My favorite cake has no layers and no frosting. It contains no swirls, no molten chocolate middle, and no jammy filling. There’s no fruit on the bottom, or on the top, and no dollops of whipped cream. There are no fancy decorations. In fact, nothing about this cake is fancy.
It’s a boxed cake mixed with boxed pudding and glazed with the simplest of glazes. It’s so basic that I get a little sheepish serving it to people outside my own family—people who might think it looks unfinished or just like a run-of-the-mill boxed sheet cake. But everyone who’s ever tried this cake knows: it’s an irresistible wonder.
My family calls it orange cake, and the recipe dates back to long before I was born. Scribbled on a notecard in my mother’s recipe box and carefully transcribed by myself and each of my siblings for safekeeping, the recipe comes from my mother’s childhood neighbor, a wonderful woman named Doris who was like a second mother to my mom.
Growing up, my family had many of Doris’s classics in our regular rotation, from pumpkin muffins to zucchini bread. Orange cake might be my favorite of Doris’s recipes.
Simply Recipes / Mark Beahm
What Makes This Cake Special
What amazes me every time is how incredible this cake tastes for the minimal amount of work. It’s a poke cake, which is a sheet cake that gets poked with a fork when it comes out of the oven and then covered in glaze or syrup that seeps into the holes. This basic technique yields incredibly moist results.

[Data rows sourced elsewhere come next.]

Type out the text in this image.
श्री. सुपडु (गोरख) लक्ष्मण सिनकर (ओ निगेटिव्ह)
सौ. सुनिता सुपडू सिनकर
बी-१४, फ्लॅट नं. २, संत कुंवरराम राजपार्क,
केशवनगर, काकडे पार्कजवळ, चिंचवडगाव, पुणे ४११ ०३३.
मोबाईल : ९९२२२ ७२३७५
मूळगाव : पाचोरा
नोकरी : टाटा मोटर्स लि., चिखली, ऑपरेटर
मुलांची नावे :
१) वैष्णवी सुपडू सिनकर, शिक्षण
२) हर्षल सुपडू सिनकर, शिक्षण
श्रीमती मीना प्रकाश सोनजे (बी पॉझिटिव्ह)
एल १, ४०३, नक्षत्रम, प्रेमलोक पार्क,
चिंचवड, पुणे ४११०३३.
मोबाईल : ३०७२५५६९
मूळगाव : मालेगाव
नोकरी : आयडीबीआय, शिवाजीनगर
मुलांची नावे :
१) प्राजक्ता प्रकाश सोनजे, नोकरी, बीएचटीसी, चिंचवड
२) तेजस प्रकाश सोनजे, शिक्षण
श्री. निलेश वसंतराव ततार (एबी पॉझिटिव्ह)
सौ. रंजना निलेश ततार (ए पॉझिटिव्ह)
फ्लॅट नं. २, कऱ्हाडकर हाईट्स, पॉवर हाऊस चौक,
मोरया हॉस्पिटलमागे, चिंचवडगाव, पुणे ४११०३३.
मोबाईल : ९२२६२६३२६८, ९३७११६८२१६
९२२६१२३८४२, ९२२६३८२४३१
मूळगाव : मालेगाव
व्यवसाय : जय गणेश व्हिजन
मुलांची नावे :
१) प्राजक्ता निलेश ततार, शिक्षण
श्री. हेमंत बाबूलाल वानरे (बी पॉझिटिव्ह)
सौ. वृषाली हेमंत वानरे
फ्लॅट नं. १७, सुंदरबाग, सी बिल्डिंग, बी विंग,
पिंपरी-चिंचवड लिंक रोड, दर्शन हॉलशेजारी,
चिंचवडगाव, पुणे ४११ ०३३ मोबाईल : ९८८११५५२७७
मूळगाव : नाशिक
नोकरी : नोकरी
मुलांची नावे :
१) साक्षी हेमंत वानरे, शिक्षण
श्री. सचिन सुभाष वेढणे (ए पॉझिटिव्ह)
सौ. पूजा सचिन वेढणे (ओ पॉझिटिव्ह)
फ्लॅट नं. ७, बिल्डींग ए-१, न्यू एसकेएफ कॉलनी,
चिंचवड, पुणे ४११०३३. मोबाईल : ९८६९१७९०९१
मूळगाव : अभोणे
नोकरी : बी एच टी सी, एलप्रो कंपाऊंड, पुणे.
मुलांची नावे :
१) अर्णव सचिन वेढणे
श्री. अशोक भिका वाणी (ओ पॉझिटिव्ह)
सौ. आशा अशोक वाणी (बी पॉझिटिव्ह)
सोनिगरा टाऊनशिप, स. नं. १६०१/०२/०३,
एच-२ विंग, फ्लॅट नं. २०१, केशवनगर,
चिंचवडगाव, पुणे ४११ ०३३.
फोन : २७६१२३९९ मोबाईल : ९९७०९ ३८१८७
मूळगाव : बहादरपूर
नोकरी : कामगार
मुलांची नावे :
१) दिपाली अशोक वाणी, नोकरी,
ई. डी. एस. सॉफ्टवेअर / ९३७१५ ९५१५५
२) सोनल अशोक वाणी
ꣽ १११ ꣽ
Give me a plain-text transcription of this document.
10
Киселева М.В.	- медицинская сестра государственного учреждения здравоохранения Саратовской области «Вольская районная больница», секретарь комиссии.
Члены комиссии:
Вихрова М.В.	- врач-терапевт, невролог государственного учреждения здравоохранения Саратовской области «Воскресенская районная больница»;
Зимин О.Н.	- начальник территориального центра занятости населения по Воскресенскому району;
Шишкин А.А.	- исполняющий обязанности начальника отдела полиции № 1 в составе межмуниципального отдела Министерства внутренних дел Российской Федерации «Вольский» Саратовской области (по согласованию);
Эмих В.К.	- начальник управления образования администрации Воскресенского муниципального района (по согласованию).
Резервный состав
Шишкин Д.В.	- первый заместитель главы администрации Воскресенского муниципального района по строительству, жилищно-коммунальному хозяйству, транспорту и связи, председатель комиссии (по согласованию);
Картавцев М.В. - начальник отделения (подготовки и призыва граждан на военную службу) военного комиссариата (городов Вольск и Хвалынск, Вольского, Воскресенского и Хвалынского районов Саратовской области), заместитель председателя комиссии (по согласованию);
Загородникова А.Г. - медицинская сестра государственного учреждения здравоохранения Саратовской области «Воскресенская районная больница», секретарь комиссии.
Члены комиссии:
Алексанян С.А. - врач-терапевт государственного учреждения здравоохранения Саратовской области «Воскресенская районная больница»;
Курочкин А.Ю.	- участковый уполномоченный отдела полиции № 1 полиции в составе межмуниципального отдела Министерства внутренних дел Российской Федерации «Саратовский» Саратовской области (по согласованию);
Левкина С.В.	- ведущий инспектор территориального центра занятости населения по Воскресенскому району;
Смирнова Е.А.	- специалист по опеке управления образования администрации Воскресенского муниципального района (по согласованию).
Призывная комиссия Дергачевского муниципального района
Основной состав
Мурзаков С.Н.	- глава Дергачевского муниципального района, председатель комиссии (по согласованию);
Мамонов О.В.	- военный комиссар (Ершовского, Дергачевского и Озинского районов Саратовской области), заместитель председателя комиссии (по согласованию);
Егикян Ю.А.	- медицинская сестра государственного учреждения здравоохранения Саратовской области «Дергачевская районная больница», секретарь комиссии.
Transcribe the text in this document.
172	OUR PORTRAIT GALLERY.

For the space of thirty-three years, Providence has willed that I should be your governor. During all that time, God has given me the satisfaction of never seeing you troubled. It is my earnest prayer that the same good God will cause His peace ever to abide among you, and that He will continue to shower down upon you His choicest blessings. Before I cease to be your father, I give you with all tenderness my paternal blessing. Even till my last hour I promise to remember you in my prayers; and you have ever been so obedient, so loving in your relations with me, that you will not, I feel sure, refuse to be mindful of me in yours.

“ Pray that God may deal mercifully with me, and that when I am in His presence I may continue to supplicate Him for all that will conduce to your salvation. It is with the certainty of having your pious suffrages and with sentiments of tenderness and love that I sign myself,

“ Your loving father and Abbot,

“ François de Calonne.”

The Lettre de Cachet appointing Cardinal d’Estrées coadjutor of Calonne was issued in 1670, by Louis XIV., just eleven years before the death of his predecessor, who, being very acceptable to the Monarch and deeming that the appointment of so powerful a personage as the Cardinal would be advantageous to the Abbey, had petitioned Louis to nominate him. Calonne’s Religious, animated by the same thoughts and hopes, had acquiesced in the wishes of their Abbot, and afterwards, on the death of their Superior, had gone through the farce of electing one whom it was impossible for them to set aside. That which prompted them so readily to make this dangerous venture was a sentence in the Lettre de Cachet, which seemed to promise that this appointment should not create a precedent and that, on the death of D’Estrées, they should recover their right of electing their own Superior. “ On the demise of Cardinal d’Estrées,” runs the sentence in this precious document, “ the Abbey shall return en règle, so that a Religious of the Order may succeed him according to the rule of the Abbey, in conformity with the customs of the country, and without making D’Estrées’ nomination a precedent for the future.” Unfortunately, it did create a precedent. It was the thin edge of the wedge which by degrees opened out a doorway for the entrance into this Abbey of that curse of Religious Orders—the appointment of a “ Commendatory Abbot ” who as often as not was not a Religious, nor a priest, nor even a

In my orange cake, I combine powdered sugar with orange juice and a little bit of melted butter for a zesty, sugary soak that makes for an astoundedly juicy cake. The corners, where the glaze collects and the sugars crystallize, are my favorite pieces.
The Secret Ingredient
But poking isn’t the only trick that makes this recipe shine. I also add instant lemon pudding to the boxed cake mix. I never gave this much thought, thinking that the powdered pudding simply enhanced the citrusy flavor, until I read a New York Times article highlighting nostalgic desserts, like a buzzy pistachio bundt cake at a New York City restaurant named Claud.
“Instant pudding is more than just a century-old convenience food for busy home cooks. It’s how chefs make soft, spongy cakes that remind diners of their favorite childhood desserts,” writer Priya Krishna explains. The pudding mix imparts an especially springy texture to this orange cake as well as a nostalgic flavor.
I can’t count the number of times I’ve baked this cake, but a particularly memorable time was one of my son’s first birthdays. Because it’s free of any major frosting, like buttercream or cream cheese, I thought the cake would be a good one for a kid his age. The look on his face when he saw it coming for him, one candle lit on top, was a look I’ll never forget.
I’ve continued the tradition of making it his birthday cake every year. But because it’s so easy and so delicious, we make it all year long, too.